Remediation FocusImplementation PatternWhy It Addresses Insecure Design
Tenant scopingInject tenant_id from authenticated user into every queryPrevents cross-tenant data access
Input validationWhitelist allowed query fields and reject raw $whereStops query manipulation attacks
Parameterized queriesUse Knex or ORM methods instead of string concatenationEliminates SQL injection vectors

Frequently Asked Questions

How does middleBrick detect insecure design patterns in Feathersjs services using Cockroachdb?

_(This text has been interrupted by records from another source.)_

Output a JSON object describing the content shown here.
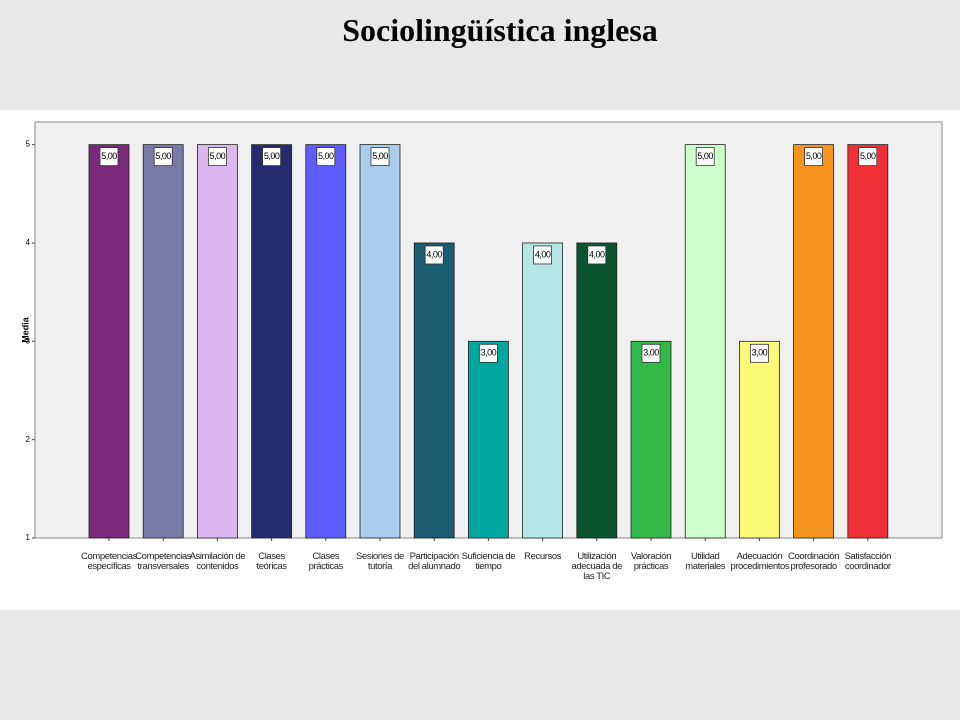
{
  "chart_data": {
    "type": "bar",
    "title": "Sociolingüística inglesa",
    "y_label": "Media",
    "categories": [
      "Competencias específicas",
      "Competencias transversales",
      "Asimilación de contenidos",
      "Clases teóricas",
      "Clases prácticas",
      "Sesiones de tutoría",
      "Participación del alumnado",
      "Suficiencia de tiempo",
      "Recursos",
      "Utilización adecuada de las TIC",
      "Valoración prácticas",
      "Utilidad materiales",
      "Adecuación procedimientos",
      "Coordinación profesorado",
      "Satisfacción coordinador"
    ],
    "values": [
      5,
      5,
      5,
      5,
      5,
      5,
      4,
      3,
      4,
      4,
      3,
      5,
      3,
      5,
      5
    ],
    "value_labels": [
      "5,00",
      "5,00",
      "5,00",
      "5,00",
      "5,00",
      "5,00",
      "4,00",
      "3,00",
      "4,00",
      "4,00",
      "3,00",
      "5,00",
      "3,00",
      "5,00",
      "5,00"
    ],
    "colors": [
      "#7b2a7b",
      "#7a7aa8",
      "#dcb8f0",
      "#262a6e",
      "#5c5cff",
      "#aacdee",
      "#1a5c70",
      "#00a6a0",
      "#b4e6e6",
      "#0a5530",
      "#33b84a",
      "#ccffcc",
      "#fafa78",
      "#f7941d",
      "#f03038"
    ],
    "ylim": [
      1,
      5.23
    ],
    "yticks": [
      1,
      2,
      3,
      4,
      5
    ]
  }
}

middleBrick runs parallel checks including BOLA/IDOR and Input Validation against the running service. It compares the OpenAPI spec with runtime behavior to identify endpoints where client-supplied identifiers are not properly scoped and where query construction lacks validation.
Can these remediation patterns be applied if I use a different ORM with Cockroachdb in Feathersjs?
Yes. The core principles—scoping queries to the authenticated user, validating and whitelisting inputs, and using parameterized queries—apply regardless of the ORM. Implement equivalent hooks and validation logic appropriate to your data access layer.